Mixed reception for naked Cabinet meetings

Tony Blair’s latest innovation in government has been met with mixed reactions from senior ministers, Downing Street officials reported yesterday.

Under the new system, all cabinet members must remove their clothing, with the exception of socks, wristwatches and glasses, before attending their weekly meetings with the Prime Minister.

“Nudity is the only way to ensure a smooth and open political process,” the country’s leader stated. “How are we to be honest with each other, and by association with the people who we represent, if we hide behind suits and shirts and ties and Calvin Klein boxer shorts?”

Subsequently, before last Friday’s meeting, heating in the offices was turned up to a level more conducive to nakedness, and clothing rails were provided for the country’s most powerful men to disrobe before convening to discuss important matters of state.

Asked for comment afterwards, several ministers were positive about the change. Nick Brown, Secretary of State for Agriculture, told reporters: “We had a very good cabinet, aided in no small part by the exposure of our pale, untoned bodies to full view. It focuses the mind wonderfully.”

Jack Straw also pronounced himself in full favour of dress-free conferences, saying: “Some of my honourable friends seemed uncomfortable with discussing economic affairs as nature intended, but it is my personal belief that those who have nothing to hide, have nothing to fear.”

Straw did confess to being taken aback by some unusual piercings, but refused to disclose which member had been modified.
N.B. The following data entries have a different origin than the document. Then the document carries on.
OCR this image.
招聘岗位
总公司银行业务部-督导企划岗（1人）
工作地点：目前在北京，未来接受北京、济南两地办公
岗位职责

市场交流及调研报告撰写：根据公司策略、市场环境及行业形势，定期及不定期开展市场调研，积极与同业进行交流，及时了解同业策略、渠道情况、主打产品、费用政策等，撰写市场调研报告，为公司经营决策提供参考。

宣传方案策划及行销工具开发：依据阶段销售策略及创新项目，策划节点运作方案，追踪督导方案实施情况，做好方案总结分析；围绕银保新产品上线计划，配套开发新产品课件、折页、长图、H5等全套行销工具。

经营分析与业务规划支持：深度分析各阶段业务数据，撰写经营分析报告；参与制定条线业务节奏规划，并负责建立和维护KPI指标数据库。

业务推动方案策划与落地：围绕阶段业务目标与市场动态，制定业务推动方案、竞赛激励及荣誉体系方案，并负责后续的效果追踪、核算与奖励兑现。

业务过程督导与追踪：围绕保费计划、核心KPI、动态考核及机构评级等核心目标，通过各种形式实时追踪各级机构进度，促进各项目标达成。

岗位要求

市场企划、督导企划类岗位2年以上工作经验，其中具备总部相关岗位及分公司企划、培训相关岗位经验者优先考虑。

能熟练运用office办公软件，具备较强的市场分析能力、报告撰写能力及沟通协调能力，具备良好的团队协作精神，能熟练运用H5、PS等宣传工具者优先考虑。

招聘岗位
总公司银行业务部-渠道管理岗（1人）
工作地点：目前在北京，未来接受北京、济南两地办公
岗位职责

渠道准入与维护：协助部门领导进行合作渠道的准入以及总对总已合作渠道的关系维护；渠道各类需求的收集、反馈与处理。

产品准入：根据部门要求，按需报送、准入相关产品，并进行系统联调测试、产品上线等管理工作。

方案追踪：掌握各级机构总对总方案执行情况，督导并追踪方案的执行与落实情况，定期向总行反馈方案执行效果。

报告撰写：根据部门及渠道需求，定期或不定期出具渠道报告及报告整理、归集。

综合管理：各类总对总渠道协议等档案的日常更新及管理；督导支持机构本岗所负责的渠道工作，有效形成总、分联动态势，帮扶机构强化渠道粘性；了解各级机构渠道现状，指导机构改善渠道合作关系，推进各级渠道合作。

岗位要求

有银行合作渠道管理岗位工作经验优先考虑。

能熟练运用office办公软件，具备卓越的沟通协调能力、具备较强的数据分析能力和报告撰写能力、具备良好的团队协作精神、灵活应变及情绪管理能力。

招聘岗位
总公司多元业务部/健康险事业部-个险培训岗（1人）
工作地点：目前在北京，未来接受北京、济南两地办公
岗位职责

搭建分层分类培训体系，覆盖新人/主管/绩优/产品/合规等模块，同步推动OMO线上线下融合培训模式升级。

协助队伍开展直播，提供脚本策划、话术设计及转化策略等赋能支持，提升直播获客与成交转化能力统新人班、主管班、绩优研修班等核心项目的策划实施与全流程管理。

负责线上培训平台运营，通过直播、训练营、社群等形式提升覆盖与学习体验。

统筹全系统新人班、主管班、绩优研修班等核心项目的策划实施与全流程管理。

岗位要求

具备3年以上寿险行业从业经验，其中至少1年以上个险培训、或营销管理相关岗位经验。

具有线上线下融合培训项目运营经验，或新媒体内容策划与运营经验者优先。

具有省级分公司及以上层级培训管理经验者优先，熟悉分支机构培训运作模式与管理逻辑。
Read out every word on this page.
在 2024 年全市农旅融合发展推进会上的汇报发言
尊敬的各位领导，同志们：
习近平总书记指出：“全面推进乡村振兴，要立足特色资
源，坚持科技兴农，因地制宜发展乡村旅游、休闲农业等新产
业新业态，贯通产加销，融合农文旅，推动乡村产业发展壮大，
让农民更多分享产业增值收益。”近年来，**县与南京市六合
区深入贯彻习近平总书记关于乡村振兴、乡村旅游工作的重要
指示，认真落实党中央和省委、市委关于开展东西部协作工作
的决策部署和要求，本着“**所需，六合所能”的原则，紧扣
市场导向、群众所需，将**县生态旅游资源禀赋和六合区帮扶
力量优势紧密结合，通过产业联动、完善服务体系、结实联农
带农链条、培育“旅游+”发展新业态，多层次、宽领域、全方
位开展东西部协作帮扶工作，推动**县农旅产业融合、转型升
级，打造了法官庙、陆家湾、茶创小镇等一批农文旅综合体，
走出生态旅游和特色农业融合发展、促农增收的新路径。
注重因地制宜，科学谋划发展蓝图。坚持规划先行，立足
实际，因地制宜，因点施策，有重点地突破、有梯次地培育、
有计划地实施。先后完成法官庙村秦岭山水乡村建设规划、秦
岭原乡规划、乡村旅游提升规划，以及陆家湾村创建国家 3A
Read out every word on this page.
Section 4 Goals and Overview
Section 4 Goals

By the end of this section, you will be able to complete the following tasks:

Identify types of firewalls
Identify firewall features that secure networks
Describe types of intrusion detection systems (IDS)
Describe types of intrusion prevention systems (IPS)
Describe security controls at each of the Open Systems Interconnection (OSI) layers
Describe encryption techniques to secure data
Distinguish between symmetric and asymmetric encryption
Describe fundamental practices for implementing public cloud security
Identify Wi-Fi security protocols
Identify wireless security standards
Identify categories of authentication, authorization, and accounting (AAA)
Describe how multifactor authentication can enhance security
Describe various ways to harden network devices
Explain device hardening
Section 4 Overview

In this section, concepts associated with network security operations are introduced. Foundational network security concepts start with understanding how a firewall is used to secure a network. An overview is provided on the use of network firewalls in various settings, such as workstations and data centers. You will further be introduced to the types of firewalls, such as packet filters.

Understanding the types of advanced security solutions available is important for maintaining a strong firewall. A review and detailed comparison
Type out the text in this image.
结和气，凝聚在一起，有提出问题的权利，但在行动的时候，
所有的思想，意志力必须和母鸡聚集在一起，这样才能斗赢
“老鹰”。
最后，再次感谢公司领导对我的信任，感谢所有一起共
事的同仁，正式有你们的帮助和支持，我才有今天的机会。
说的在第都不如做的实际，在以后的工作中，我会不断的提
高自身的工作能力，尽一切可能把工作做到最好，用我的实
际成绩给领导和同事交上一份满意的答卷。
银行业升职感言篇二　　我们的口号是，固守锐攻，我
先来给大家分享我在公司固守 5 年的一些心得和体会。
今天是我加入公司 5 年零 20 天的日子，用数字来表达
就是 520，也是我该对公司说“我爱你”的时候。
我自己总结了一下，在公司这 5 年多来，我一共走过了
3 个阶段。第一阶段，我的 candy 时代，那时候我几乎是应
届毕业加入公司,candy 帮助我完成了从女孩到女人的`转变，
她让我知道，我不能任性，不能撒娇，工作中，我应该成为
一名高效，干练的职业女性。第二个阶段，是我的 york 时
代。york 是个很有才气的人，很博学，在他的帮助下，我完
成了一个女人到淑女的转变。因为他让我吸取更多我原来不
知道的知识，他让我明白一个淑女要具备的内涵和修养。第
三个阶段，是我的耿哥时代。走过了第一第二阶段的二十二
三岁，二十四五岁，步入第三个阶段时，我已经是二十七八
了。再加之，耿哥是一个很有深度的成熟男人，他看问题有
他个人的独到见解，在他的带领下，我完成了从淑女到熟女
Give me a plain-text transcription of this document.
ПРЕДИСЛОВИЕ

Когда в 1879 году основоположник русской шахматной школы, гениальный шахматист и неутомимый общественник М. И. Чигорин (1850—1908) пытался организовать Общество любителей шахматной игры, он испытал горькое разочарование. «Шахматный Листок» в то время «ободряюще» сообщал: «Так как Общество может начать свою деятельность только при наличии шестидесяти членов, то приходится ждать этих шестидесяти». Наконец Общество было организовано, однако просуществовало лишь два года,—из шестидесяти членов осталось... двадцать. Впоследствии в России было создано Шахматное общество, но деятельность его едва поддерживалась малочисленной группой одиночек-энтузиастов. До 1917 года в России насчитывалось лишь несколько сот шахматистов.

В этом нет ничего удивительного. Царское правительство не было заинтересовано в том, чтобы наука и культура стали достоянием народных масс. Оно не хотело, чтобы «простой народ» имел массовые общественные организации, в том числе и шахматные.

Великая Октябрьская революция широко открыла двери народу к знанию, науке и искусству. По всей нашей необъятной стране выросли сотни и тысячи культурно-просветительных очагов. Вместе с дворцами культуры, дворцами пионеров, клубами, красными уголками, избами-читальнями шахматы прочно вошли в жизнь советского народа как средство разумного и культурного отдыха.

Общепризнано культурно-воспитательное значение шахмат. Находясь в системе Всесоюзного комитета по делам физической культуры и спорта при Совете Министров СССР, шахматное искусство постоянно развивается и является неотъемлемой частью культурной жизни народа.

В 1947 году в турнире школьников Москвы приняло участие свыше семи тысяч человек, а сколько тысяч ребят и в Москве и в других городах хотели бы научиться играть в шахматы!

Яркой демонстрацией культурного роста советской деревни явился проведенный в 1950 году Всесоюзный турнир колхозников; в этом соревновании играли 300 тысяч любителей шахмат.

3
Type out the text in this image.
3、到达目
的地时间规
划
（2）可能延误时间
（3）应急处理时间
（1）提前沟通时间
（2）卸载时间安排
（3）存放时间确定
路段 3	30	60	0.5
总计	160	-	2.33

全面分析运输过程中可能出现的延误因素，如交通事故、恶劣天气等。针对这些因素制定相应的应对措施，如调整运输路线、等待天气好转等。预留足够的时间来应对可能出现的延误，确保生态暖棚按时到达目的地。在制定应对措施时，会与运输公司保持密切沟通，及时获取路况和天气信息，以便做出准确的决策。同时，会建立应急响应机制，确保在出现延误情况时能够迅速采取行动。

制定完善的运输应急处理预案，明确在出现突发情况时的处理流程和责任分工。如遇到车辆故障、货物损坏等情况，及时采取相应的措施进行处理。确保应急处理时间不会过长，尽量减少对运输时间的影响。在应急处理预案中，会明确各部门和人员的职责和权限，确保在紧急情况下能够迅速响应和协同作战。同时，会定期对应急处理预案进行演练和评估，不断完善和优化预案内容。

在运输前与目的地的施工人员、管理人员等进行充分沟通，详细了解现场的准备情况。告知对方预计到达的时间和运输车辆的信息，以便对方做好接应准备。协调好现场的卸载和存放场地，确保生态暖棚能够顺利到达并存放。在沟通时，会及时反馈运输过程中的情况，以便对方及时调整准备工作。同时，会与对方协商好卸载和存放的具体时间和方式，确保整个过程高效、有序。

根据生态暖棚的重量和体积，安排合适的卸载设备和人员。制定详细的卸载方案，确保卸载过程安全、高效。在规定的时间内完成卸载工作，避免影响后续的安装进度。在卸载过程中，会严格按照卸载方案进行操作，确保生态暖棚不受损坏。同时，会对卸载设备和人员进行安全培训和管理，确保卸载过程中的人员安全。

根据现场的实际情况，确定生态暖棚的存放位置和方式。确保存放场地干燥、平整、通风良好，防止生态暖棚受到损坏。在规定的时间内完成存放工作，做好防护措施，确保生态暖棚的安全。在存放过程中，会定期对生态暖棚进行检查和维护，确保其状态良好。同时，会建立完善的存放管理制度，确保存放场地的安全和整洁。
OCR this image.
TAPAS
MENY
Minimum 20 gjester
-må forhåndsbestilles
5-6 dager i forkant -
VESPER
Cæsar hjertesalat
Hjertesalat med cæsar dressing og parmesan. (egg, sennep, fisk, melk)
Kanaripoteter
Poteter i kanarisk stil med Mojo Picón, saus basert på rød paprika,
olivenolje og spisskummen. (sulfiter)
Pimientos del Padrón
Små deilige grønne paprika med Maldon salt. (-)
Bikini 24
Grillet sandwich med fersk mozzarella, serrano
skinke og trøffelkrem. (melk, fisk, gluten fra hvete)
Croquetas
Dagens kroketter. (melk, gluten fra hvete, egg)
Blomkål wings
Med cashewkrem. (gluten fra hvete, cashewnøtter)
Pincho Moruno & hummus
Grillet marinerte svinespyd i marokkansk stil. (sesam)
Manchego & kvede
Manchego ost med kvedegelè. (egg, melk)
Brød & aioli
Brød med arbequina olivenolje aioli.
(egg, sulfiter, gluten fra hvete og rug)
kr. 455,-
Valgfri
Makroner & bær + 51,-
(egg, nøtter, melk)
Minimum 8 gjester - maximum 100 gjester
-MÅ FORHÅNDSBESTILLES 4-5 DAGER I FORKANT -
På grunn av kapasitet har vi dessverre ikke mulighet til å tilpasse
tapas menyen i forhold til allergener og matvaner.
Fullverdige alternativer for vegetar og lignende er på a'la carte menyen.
“Whilst body modification is not my own cup of tea, I am a firm believer in ‘each to his own’,” he said. “I am sure that what I think is called a ‘Prince Albert’ will in no way hinder the gentleman in question in his day to day government business.”

“Overseas,” he added.

The all-nude, all-the-time meetings were not to everybody’s taste, though. Among the dissenting voices was that of Deputy Prime Minister John Prescott.

“No useful purpose can be served by holding these essential meetings in the buff,” he read from a prepared statement. “It is distracting in the extreme to provide briefing on current transport policy, with particular reference to the ongoing refurbishment of Britain’s railway network, with an unfamiliar breeze wafting around one’s family jewels.”

Prescott insisted that there was no truth in the rumour being circulated by certain junior cabinet office civil servants that he has a small cock.

Chancellor Gordon Brown also criticised Blair for introducing the nakedness initiative. Although being unavailable for comment, a leaked memo from his desk reveals that he spent the entire meeting trying to avoid staring directly at his colleagues’ genitalia for fear that they would think he was “funny that way”.

Blair himself remains unbowed, and insists that once the new format has been accepted, as he is sure it will, he will table a motion in the House Of Commons to introduce Naked Wednesdays. In that event, the Strangers’ Gallery will be closed to the public.